I was watching one of those BBC history documentaries on PBS – you know, the kind where some Cambridge professor is standing on a windswept field explaining how on this spot in 1018, King Edmund the Oversharer was defeated at the Battle of Corpulent Bottom.
In this particular one, a historian was explaining how they knew the exact year something had happened. It was because they’d been able to run some tests on the wood something about the event was inscribed on, and it could tell them the exact year the tree had been felled.
We have some old trees here in Fort Lauderdale. But our modern history is sometimes told in different ways. Our journey from a place where the boys are to one where the families, LGBTQ guests and tourists with discretionary income are, can be told through some of our local businesses. And perhaps none better than the one today known as Shooters Waterfront.

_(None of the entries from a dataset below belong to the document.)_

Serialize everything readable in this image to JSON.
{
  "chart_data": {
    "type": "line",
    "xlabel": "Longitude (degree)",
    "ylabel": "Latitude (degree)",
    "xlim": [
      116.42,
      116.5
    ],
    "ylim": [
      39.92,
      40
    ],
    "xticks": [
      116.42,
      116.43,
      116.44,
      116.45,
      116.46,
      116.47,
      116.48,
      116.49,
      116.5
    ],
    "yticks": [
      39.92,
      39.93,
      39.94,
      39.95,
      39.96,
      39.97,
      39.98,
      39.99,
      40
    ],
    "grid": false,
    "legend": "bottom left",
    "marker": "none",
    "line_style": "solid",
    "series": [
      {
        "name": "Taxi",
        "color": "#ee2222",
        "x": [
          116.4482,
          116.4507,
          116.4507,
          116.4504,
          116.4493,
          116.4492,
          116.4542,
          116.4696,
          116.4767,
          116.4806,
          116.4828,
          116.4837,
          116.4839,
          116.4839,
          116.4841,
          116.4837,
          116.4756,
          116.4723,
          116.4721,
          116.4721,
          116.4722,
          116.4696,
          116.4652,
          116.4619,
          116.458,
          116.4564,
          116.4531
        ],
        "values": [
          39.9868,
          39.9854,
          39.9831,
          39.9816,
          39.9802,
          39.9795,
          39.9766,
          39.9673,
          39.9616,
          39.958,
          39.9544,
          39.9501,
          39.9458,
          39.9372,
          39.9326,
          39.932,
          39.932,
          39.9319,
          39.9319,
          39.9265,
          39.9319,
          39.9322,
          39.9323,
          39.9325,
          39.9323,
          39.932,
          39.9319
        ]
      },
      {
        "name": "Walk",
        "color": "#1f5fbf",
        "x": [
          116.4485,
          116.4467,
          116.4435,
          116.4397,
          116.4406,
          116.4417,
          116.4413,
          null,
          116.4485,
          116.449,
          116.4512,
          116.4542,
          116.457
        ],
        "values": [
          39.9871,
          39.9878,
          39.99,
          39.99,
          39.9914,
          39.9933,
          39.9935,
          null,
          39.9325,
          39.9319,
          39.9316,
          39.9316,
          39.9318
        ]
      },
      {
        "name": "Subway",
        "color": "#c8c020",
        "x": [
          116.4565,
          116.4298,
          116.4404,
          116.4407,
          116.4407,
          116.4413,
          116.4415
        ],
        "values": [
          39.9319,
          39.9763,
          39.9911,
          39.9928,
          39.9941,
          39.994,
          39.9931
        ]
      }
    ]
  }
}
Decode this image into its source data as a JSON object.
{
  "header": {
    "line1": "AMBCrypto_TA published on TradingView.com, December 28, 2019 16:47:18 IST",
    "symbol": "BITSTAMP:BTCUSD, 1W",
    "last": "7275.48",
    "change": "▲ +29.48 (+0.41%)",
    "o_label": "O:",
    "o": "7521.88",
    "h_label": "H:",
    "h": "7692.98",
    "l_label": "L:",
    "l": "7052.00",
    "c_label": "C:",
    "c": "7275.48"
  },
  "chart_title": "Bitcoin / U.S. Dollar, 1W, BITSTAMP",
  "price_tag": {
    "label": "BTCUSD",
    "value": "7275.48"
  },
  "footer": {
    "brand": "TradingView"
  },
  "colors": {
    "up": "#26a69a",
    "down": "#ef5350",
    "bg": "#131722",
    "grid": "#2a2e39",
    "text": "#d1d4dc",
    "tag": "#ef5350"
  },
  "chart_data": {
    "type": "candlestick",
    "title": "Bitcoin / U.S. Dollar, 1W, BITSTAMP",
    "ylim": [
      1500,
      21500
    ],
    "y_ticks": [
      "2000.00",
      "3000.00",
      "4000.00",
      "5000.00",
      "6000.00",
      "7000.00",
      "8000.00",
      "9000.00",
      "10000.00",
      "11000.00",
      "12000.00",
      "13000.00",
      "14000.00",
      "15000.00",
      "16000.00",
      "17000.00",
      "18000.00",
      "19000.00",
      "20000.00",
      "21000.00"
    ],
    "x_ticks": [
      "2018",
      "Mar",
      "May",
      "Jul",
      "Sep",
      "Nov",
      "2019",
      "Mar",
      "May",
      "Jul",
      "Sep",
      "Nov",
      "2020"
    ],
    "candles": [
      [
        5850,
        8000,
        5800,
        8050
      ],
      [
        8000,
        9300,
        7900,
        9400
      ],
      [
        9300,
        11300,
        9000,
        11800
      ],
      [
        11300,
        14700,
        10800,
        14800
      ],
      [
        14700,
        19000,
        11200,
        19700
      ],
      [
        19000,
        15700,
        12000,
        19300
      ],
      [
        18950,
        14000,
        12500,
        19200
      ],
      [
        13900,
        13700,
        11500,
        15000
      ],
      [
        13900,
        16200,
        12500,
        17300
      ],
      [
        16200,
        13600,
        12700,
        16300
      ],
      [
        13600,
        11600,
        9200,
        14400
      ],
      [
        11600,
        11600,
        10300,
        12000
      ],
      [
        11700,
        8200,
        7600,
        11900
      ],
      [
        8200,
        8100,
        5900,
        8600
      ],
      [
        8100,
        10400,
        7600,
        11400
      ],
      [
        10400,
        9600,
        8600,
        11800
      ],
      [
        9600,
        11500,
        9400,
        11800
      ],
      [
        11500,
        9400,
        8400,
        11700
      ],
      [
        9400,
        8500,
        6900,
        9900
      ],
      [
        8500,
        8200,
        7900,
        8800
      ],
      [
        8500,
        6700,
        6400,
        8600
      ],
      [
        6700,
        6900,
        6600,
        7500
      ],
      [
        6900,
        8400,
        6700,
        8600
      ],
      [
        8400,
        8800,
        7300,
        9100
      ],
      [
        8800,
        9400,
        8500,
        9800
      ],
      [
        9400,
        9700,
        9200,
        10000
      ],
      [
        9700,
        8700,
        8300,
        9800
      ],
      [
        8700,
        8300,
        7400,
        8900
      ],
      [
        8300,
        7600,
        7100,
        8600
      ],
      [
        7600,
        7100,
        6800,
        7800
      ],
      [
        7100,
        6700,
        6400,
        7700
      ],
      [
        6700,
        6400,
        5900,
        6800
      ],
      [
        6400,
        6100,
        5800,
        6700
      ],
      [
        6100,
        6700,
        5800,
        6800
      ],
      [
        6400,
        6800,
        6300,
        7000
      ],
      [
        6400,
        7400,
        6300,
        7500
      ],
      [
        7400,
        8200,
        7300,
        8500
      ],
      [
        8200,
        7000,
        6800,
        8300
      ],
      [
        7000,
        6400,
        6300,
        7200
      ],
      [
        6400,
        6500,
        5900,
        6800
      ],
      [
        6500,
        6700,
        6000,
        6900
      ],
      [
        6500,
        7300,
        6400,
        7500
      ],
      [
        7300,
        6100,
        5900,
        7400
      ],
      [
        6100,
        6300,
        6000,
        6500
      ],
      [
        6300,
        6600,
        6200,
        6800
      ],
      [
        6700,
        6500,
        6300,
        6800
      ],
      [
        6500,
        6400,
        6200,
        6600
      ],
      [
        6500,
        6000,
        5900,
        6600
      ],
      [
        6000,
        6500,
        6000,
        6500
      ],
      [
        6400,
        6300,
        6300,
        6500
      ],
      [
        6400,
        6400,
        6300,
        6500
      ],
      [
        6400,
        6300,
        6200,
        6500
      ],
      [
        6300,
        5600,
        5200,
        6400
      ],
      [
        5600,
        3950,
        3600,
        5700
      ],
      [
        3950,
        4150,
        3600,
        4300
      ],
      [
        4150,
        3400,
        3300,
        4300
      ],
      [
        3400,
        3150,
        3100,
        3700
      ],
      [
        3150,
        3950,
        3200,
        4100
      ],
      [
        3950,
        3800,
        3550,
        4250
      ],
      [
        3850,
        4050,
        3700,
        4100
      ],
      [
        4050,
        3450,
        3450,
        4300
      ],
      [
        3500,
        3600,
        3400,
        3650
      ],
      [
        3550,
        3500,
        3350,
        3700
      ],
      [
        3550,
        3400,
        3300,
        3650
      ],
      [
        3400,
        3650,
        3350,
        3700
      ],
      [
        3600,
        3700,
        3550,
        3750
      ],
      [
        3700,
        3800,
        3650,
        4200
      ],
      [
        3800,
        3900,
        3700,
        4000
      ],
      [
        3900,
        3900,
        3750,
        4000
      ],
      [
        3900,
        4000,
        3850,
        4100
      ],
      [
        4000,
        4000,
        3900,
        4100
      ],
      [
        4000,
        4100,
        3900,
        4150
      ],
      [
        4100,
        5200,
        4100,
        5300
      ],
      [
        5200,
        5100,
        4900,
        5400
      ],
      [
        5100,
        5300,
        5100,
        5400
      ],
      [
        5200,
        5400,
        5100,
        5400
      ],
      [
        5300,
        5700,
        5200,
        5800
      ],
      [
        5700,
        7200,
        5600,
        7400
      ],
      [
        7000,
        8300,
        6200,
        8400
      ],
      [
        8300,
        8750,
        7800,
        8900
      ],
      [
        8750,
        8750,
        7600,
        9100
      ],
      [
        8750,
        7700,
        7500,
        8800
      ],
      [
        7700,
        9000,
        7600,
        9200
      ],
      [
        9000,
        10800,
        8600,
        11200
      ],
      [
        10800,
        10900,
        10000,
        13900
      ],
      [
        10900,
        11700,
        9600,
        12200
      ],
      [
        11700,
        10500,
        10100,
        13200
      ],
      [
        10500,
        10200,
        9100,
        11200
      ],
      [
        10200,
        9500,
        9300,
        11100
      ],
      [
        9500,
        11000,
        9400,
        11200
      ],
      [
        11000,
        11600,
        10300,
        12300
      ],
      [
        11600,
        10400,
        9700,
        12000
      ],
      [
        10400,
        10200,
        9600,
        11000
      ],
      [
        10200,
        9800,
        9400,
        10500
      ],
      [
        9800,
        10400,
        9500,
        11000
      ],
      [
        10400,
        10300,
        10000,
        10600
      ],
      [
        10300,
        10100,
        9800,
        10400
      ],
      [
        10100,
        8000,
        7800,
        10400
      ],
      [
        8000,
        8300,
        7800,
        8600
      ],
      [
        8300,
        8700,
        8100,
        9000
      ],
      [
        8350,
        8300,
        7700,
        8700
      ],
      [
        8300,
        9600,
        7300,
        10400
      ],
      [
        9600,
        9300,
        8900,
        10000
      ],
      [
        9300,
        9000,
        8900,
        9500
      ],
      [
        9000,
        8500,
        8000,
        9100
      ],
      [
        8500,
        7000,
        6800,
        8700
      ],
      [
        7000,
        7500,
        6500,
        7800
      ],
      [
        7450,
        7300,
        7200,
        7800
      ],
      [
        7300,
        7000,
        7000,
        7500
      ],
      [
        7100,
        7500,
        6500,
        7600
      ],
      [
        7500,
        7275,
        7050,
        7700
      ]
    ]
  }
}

There are other restaurants and bars that have been in our community for much longer than Shooters, but they’ve held on by remaining consistent to their roots. Of course places like the Elbo Room, Tropical Acres, Kim’s Alley, the Floridian or the (hopefully soon to reopen) Mai-Kai adapt. But they maintain much of their charm by existing in a state that would be recognizable if a regular from 50 years ago walked in today. Shooters is different. Shooters has evolved. With the possible exception of the Flanigans empire, which started with Big Daddy’s lounges and package stores before moving into the family-friendly, quintessentially Floridian space we see today, I can’t think of any other place that has changed and evolved like Shooters has.
Which is not to say nothing’s remained consistent. I wrote about Shooters for this month’s main feature. For the story, I interviewed Greg Jackson, who started working at Shooters not long after it opened and will still pour you a drink there today. He told fun stories of the wild old days. And he told genuinely heartfelt stories of a community that’s built up around the place, and that helped him when he needed it most.
He talks about how back in the day, Shooters was an interesting third thing – not fine dining, not an old salty bar either. And yeah, he’s got some tales of the days of cigarette boats and bikinis. Fort Lauderdale in the ‘80s was quite a ride.
Of course today Shooters is a place you can take the family to without having to worry about explaining to the kids what a “hot bod” is. That’s the evolution. That’s the connection between Fort Lauderdale’s Party Town, USA past and its diversified tourism present. Its history as a place where college students climb up streetlight poles and its present where grandmothers can tell grandkids about how they met your grandfather when he was dangling off a streetlight pole on that corner right there.
It can be easy to forget, in our modern city, how much colorful history can be found. We don’t typically find it by sending historic wood off to a lab somewhere. But we can find it over a leisurely drink at a Happy Hour by the Intracoastal.